Gently, I took the wolf’s legs and flipped it onto its other side; the body was only a little stiff—despite the leaf that had dropped onto its face, the wolf hadn’t been dead long. I winced in anticipation of a gruesome discovery. But there was no visible injury on the other side, either.
“Maybe it was old age,” I said. My friend Rachel had had a dog when we first met: a grizzled old golden retriever with a muzzle painted snowy white by age.
“The wolf doesn’t look old,” Isabel said.
“Sam said that the wolves die after about fifteen years of not shifting back and forth,” I said. “Maybe that’s what happened.”

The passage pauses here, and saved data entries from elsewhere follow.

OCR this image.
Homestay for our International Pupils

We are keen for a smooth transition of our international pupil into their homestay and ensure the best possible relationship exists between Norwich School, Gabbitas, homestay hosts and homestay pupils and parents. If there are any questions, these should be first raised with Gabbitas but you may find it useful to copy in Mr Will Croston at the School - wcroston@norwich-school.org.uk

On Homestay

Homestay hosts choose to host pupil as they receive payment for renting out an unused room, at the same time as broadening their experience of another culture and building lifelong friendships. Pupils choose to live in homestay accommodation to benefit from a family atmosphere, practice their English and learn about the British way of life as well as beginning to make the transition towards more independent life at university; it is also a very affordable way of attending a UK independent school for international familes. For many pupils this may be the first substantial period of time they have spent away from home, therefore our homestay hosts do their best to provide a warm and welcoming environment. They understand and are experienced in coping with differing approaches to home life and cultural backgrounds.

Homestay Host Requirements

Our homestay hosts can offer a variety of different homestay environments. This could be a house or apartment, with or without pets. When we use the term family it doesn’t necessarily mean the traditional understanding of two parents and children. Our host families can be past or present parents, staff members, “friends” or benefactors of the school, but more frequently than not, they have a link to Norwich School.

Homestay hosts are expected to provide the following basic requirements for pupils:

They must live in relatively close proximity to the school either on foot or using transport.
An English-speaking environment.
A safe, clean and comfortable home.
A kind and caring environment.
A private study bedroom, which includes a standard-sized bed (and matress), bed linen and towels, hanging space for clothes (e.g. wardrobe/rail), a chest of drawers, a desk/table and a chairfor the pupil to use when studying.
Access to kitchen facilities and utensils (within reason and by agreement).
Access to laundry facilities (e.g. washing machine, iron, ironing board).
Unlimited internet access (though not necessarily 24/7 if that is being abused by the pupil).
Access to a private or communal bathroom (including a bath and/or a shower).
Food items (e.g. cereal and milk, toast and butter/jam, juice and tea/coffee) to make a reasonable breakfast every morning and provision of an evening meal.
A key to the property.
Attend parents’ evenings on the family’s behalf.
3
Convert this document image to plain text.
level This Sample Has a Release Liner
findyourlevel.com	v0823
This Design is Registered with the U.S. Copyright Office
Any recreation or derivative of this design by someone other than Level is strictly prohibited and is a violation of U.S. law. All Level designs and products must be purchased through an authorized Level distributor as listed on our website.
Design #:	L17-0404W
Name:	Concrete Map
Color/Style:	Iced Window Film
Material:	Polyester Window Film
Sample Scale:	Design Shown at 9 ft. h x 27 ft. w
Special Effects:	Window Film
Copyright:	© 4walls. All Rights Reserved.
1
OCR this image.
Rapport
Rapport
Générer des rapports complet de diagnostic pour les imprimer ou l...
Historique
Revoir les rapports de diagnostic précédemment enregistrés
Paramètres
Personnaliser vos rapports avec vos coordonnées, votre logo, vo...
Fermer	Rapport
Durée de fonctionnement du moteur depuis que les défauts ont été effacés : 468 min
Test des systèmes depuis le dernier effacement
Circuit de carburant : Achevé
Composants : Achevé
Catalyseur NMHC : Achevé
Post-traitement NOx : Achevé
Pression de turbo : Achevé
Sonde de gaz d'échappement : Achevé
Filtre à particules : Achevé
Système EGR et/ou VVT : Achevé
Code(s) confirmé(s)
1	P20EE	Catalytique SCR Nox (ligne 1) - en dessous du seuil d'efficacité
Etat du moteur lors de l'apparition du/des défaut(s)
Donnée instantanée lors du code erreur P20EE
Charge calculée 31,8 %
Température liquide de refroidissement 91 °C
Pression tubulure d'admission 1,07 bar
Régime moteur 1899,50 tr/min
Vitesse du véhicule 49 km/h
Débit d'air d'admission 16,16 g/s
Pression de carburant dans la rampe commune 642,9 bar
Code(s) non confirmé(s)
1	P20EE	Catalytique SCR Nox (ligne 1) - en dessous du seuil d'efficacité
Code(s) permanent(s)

I lifted the wolf’s muzzle to see if I could spot any telltale gray or white hairs on it. I heard Isabel’s disgusted noise before I saw the reason for it. Dried red blood stained the wolf’s muzzle—I thought it might be from a previous kill, until I realized that the side of the wolf’s jaw that had been resting on the ground was caked with blood, too. It was the wolf’s blood.
I swallowed again, feeling a little sick. I didn’t really want Isabel thinking I was queasy, though, so I said, “Hit by a car and came here?”
Isabel made a noise in the back of her throat, either disgust or contempt. “No. Look at the nose.”
She was right; there were twin trails of blood coming from the wolf’s nostrils, running down to join the old smear across the lips.
I couldn’t seem to stop looking at it. If Isabel hadn’t been there, I don’t know how long I would’ve crouched there, its muzzle in my hands, looking at this wolf—this person—who had died with his own blood crusted on his face.